Cette affaire dure depuis trois ans. Malgré toutes les menaces, un groupe de députés des Communes, composé de Tories et de Labour, a refusé de voter le texte d'accord Robbins-Barnier. Et l'économie britannique ne s'est pas effondrée. Un Premier ministre bien plus intransigeant a été nommé. A Bruxelles et Berlin on comprend bien que si Boris échouait on aurait un véritable chaos : le Brexit Party et les Libéraux-Démocrates venant remplacer Tories et Travaillistes à Westminster. Et qui peut être certain que les Lib-Dems auraient la main? Mais si Boris réussit ? Quel sera l'effet sur la réputation et la cohésion de l'UE? 

Nous commençons à voir que l'Union européenne a fait un mauvais calcul en ne trouvant pas un accommodement avec Theresa May. La Grande-Bretagne aurait subi une semi-défaite diplomatique et Bruxelles aurait pu se prévaloir d'un accord.  A présent, Boris est en position de gagner. Les représentants de l'économie britannique préfèreront un No Deal à une prolongation du calendrier. Or, s'il y a un No Deal, Bruxelles aura le mauvais rôle. Après tout votre Macron avait un bon instinct quand il voulait mettre notre pays rapidement dehors en avril dernier. Le délai souhaité par l'Allemagne a permis à Boris d'être bien élu et de pouvoir préparer une élection générale dans les meilleures conditions. Et si Boris obtenait un accord, il prouverait à tout Etat membre que la fermeté paie dans les relations avec l'UE. 
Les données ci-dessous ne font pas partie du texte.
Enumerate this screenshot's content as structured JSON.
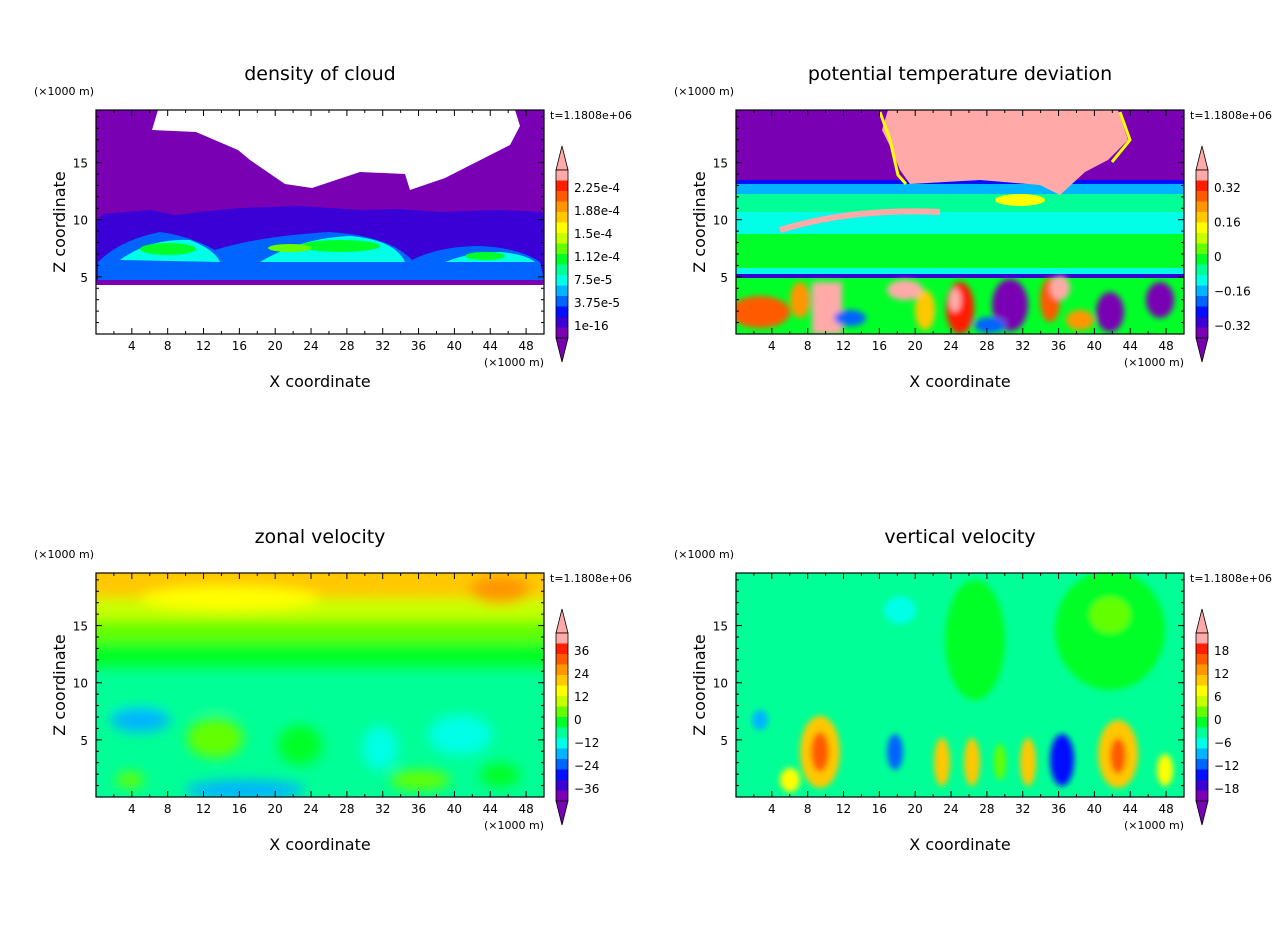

Mon cher ami, la peur a changé de camp. L'Union européenne s'est coincée elle-même. Elle peut certes continuer à pratiquer la politique du pire. Miser sur le chaos en Grande-Bretagne. Mais je ne pense pas qu'elle y arrivera. Le monde économique britannique va vouloir une solution rapide.  Surtout, le patriotisme britannique a été suffisamment chatouillé pour que Boris dispose d'un confortable soutien dans l'opinion. On va donc vers la conclusion du Brexit.  Quand il sera devenu effectif, c'est une véritable onde de choc qui atteindra le continent. L'autorité de Bruxelles sera amoindrie. Le tandem Paris-Berlin apparaîtra a posteriori comme peu visionnaire et soudé. Les dissensions se multiplieront. L'Irlande en voudra à ses partenaires de l'avoir lâchée. L'Italie et le Groupe de Visegrad se trouveront confortés dans leur ligne conservatrice. L-Europe du Nord voudra à tout prix obtenir un accord commercial avec Londres. Plus le temps passera, plus les désaccords seront profonds. L'euro lui-même sera fragilisé par la confiance renforcée des investisseurs internationaux dans la livre sterling.  

Cela prendra un peu de temps. Mais il n'est pas à exclure que Madame von der Leyen soit le dernier président de la Commission d'une UE à 27.